And again, suspend to ram/disk works without issue on FC6 and CentOS/RHEL/etc 5
for this laptop.

Comment 9 Patrice Lazareff 2007-06-05 17:52:37 UTC
Here is a summary of my config, suspend/resume worked fine with FC6 and have 
the problem with Fedora 7:

Sony Vaio TX3XP, on resume both caps-lock and scroll-lock lights blink and the 
only way to stop the laptop is removing the battery :-(

CPU0: Intel Genuine Intel(R) CPU U1400  @ 1.20GHz stepping 08
WLAN: ipw3945
VID: Mobile 945GM
Xorg driver: i810

Got this in dmesg:
BUG: warning at kernel/softirq.c:138/local_bh_enable() (Not tainted)
 [<c042b0cf>] local_bh_enable+0x45/0x92
 [<c06002bd>] cond_resched_softirq+0x2c/0x42
 [<c059adf3>] release_sock+0x4f/0x9d
 [<c05c670d>] tcp_sendmsg+0x90b/0x9f9
 [<c05dec95>] inet_sendmsg+0x3b/0x45
 [<c0598731>] sock_aio_write+0xf6/0x102
 [<c04754ee>] do_sync_write+0xc7/0x10a
 [<c0436e71>] autoremove_wake_function+0x0/0x35
 [<c0475d47>] vfs_write+0xbc/0x154
 [<c0476342>] sys_write+0x41/0x67
 [<c0404f70>] syscall_call+0x7/0xb
 [<c0600000>] __sched_text_start+0x6e8/0x89e
 =======================

I will try the various solution mentioned here already and post again should 
one work for me.

Comment 10 Alex Tucker 2007-06-12 09:11:28 UTC
I was following this bug as I have a similar issue, where suspend to RAM worked
ok on my Ferrari 4005 in FC6, but panics on resume in Fedora 7.  I too tried the
pm_trace trick, although had to apply a patch for it to work on x86_64, but
while I got "hash matches drivers/base/power/resume.c:61", I didn't get anything
else suggesting which driver might be causing the panic.

I've since tried suspending after removing a whole bunch of unused modules
first, "lsmod | cut -c-20 | xargs rmmod" and suspend to RAM has now worked a
couple of times now.

This was after seeing a separate bug report here suggesting that there's some
issue with a firewire driver.  I'll try to narrow down which module is causing
the problems for me, and thought you might have success with a similar approach.

Comment 11 Hezekiah M. Carty 2007-06-13 17:37:23 UTC
Created attachment 156894 [details]
Output of lsmod from a Sony Vaio VGN-S260 - *'d modules removed before suspending

Alex - thanks for the inspiration!

I was just able to suspend to RAM and resume without issue from the F7 Gnome
LiveCD by removing several modules.  I just went through the list and removed
modules which looked like they might not be as important (though this was
largely guess-work on my part).

I have attached the output of lsmod on my laptop as it was immediately after
booting the LiveCD - the modules with an * before their name were removed
before attempting resume.

I, too, will try to narrow down the list and find out which specific module(s)
is (are) causing the problem.

Comment 12 Roland Wolters 2007-06-13 18:22:55 UTC
Thanks for that list, resume worked for me as well after I removed all these 
modules.
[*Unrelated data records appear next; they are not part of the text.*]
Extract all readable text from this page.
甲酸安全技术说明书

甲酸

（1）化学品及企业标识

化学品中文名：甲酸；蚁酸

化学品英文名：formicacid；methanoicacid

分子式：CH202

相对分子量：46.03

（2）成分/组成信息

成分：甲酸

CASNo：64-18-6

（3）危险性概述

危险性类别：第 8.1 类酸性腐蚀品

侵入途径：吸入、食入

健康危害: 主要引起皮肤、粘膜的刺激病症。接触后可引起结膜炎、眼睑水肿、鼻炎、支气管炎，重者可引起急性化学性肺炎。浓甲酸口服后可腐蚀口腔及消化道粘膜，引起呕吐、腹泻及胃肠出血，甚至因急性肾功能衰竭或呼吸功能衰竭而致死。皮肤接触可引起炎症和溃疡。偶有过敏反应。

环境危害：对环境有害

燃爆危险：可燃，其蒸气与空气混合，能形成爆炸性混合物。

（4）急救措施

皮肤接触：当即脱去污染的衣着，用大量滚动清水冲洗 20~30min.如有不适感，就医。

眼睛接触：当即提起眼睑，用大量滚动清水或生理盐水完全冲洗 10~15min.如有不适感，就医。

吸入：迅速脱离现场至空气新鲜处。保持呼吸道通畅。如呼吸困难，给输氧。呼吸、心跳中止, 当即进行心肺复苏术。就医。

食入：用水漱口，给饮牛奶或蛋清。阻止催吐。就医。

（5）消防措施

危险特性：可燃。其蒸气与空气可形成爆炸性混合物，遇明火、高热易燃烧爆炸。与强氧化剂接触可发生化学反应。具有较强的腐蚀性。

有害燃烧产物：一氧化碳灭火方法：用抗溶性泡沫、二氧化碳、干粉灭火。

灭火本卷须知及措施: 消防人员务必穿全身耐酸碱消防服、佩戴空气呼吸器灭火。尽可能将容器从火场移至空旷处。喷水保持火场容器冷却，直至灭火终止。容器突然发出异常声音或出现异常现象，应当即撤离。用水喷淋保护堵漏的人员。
Good work!
I will try to find my problematic module as well.

Comment 13 Roland Wolters 2007-06-13 18:36:48 UTC
For me it's the "fw_ohci" module which causes the kernel panic on resume.
This module is the "Firewire Open Host Controller Interface", am I right?
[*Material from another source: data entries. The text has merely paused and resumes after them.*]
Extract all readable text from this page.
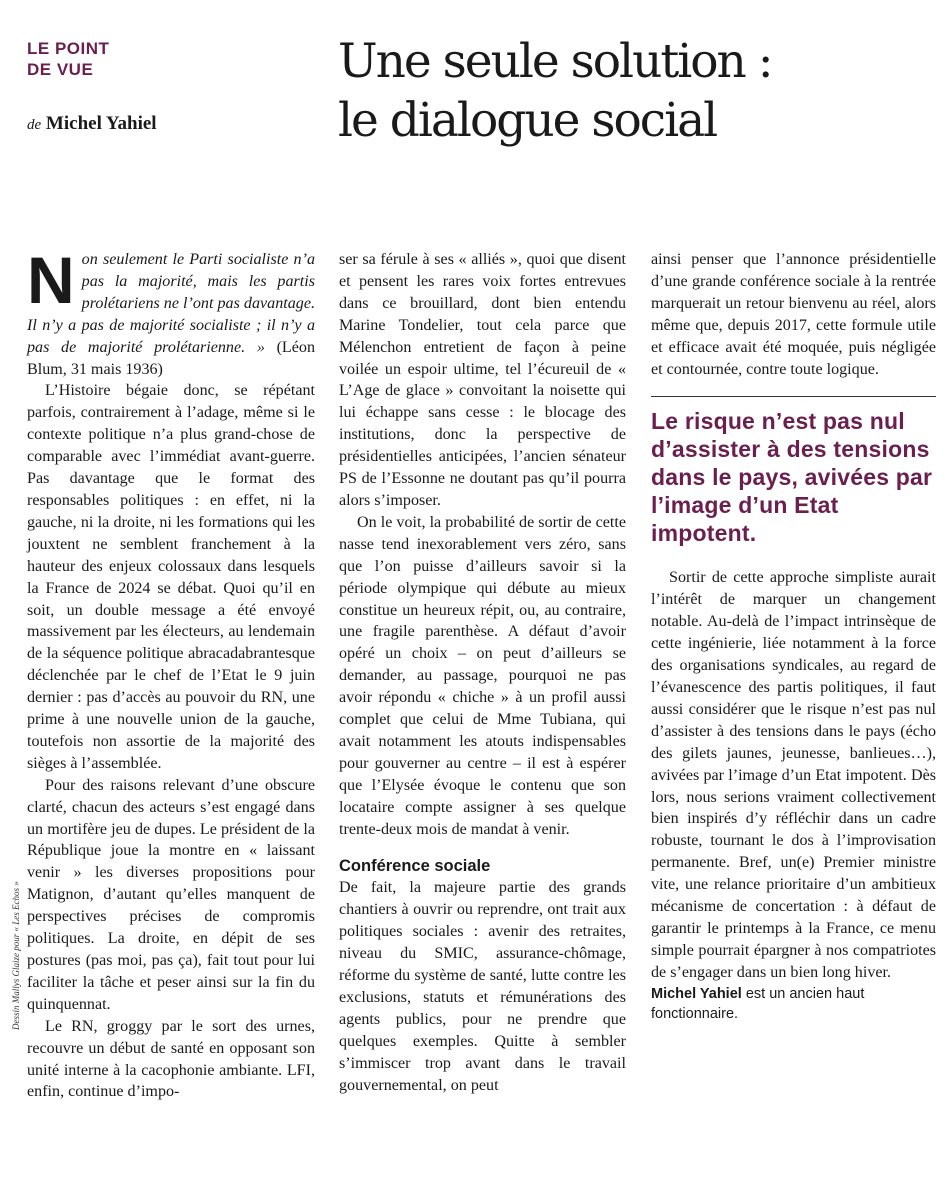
LE POINT
DE VUE
de Michel Yahiel
Une seule solution :
le dialogue social
Dessin Mallys Glaize pour « Les Echos »

Non seulement le Parti socialiste n’a pas la majorité, mais les partis prolétariens ne l’ont pas davantage. Il n’y a pas de majorité socialiste ; il n’y a pas de majorité prolétarienne. » (Léon Blum, 31 mais 1936)

L’Histoire bégaie donc, se répétant parfois, contrairement à l’adage, même si le contexte politique n’a plus grand-chose de comparable avec l’immédiat avant-guerre. Pas davantage que le format des responsables politiques : en effet, ni la gauche, ni la droite, ni les formations qui les jouxtent ne semblent franchement à la hauteur des enjeux colossaux dans lesquels la France de 2024 se débat. Quoi qu’il en soit, un double message a été envoyé massivement par les électeurs, au lendemain de la séquence politique abracadabrantesque déclenchée par le chef de l’Etat le 9 juin dernier : pas d’accès au pouvoir du RN, une prime à une nouvelle union de la gauche, toutefois non assortie de la majorité des sièges à l’assemblée.

Pour des raisons relevant d’une obscure clarté, chacun des acteurs s’est engagé dans un mortifère jeu de dupes. Le président de la République joue la montre en « laissant venir » les diverses propositions pour Matignon, d’autant qu’elles manquent de perspectives précises de compromis politiques. La droite, en dépit de ses postures (pas moi, pas ça), fait tout pour lui faciliter la tâche et peser ainsi sur la fin du quinquennat.

Le RN, groggy par le sort des urnes, recouvre un début de santé en opposant son unité interne à la cacophonie ambiante. LFI, enfin, continue d’impo-

ser sa férule à ses « alliés », quoi que disent et pensent les rares voix fortes entrevues dans ce brouillard, dont bien entendu Marine Tondelier, tout cela parce que Mélenchon entretient de façon à peine voilée un espoir ultime, tel l’écureuil de « L’Age de glace » convoitant la noisette qui lui échappe sans cesse : le blocage des institutions, donc la perspective de présidentielles anticipées, l’ancien sénateur PS de l’Essonne ne doutant pas qu’il pourra alors s’imposer.

On le voit, la probabilité de sortir de cette nasse tend inexorablement vers zéro, sans que l’on puisse d’ailleurs savoir si la période olympique qui débute au mieux constitue un heureux répit, ou, au contraire, une fragile parenthèse. A défaut d’avoir opéré un choix – on peut d’ailleurs se demander, au passage, pourquoi ne pas avoir répondu « chiche » à un profil aussi complet que celui de Mme Tubiana, qui avait notamment les atouts indispensables pour gouverner au centre – il est à espérer que l’Elysée évoque le contenu que son locataire compte assigner à ses quelque trente-deux mois de mandat à venir.

Conférence sociale

De fait, la majeure partie des grands chantiers à ouvrir ou reprendre, ont trait aux politiques sociales : avenir des retraites, niveau du SMIC, assurance-chômage, réforme du système de santé, lutte contre les exclusions, statuts et rémunérations des agents publics, pour ne prendre que quelques exemples. Quitte à sembler s’immiscer trop avant dans le travail gouvernemental, on peut

ainsi penser que l’annonce présidentielle d’une grande conférence sociale à la rentrée marquerait un retour bienvenu au réel, alors même que, depuis 2017, cette formule utile et efficace avait été moquée, puis négligée et contournée, contre toute logique.

Le risque n’est pas nul d’assister à des tensions dans le pays, avivées par l’image d’un Etat impotent.

Sortir de cette approche simpliste aurait l’intérêt de marquer un changement notable. Au-delà de l’impact intrinsèque de cette ingénierie, liée notamment à la force des organisations syndicales, au regard de l’évanescence des partis politiques, il faut aussi considérer que le risque n’est pas nul d’assister à des tensions dans le pays (écho des gilets jaunes, jeunesse, banlieues…), avivées par l’image d’un Etat impotent. Dès lors, nous serions vraiment collectivement bien inspirés d’y réfléchir dans un cadre robuste, tournant le dos à l’improvisation permanente. Bref, un(e) Premier ministre vite, une relance prioritaire d’un ambitieux mécanisme de concertation : à défaut de garantir le printemps à la France, ce menu simple pourrait épargner à nos compatriotes de s’engager dans un bien long hiver.

Michel Yahiel est un ancien haut fonctionnaire.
Can someone confirm that the problem is caused by this module? And if yes, 
should I rename the bug or should it be reassigned?

Comment 14 Alex Tucker 2007-06-13 19:16:10 UTC
Same for me, the offending modules are the firewire ones: fw_ohci and fw_core. 
I configured pm-suspend so that it does the Right Thing by way of:

echo 'SUSPEND_MODULES="fw_ohci fw_core"' > /etc/pm/config.d/unload_modules

Bug 237634 mentions potentially the same issue, although I've not tried the
patch, and suggests that the firewire resume panic bug will be fixed in 2.6.22.

If unloading these modules works for everyone, then we can investigate whether
the patch fixes the problem, close off this issue and mark it a duplicate of 237634.

Comment 15 Roland Wolters 2007-06-13 21:00:30 UTC
I'm unable at the moment to compile a new kernel rpm for me to test the patch, 
can anyone else do this?

Comment 16 Hezekiah M. Carty 2007-06-13 21:04:02 UTC
The SUSPEND_MODULES line fixes the problem for me as well.  I have not tried
applying the kernel patch to see if that helps.

Comment 17 Hezekiah M. Carty 2007-07-02 01:36:56 UTC
A brief follow-up:

Suspend to RAM works with simply adding the firewire modules to the
unload_modules file.  However, it was not working 100% of the time - the system
would occasionally fail to resume from time to time.

I have added the modules to the module blacklist, and suspend to RAM seems to be
more stable now.  I have yet to have a failure to resume over the last 3 days
using the blacklist method, and it only took a few suspend/resume cycles for the
unload_modules method to fail.

This may not apply to others and I imagine it could be another issue, but I
wanted to report it here.

Comment 18 Hezekiah M. Carty 2007-07-05 20:15:10 UTC
It seems that I spoke too soon.  I recently had a failure to resume from a
suspend to RAM.  I have no idea how to debug this as I haven't found anything
that consistently leads to a failed resume once the firewire modules are
blacklisted.

Comment 19 Alex Tucker 2007-07-05 21:06:00 UTC
Hezekiah, have you tried the pm_trace trick mentioned in
http://people.freedesktop.org/~hughsient/quirk/quirk-suspend-advanced.html ?

I'm not sure of the overhead of leaving pm_trace on all the time, so you could
always add a hook to the suspend scripts to run it there.

Another way to debug a kernel panic on resume is with kdump/kexec, which I had
working a while ago.  Essentially, you install the kdump rpms, append some magic
to the kernel parameters in grub.conf (crashkernel=blahdeblah) and then when you
get a panic, a supervisor kernel is booted with scripts to dump the state of the
machine somewhere in /var/crash for later debugging.  At the very least, you can
then get a stack trace of the panic to see what might have caused the problem.

Comment 20 Roland Wolters 2007-07-27 10:53:19 UTC
The newest kernel fixed the problem for me, therefore I close the bug. Please 
re-open this bug if there are still other issues with other modules, or fill a 
new bug report.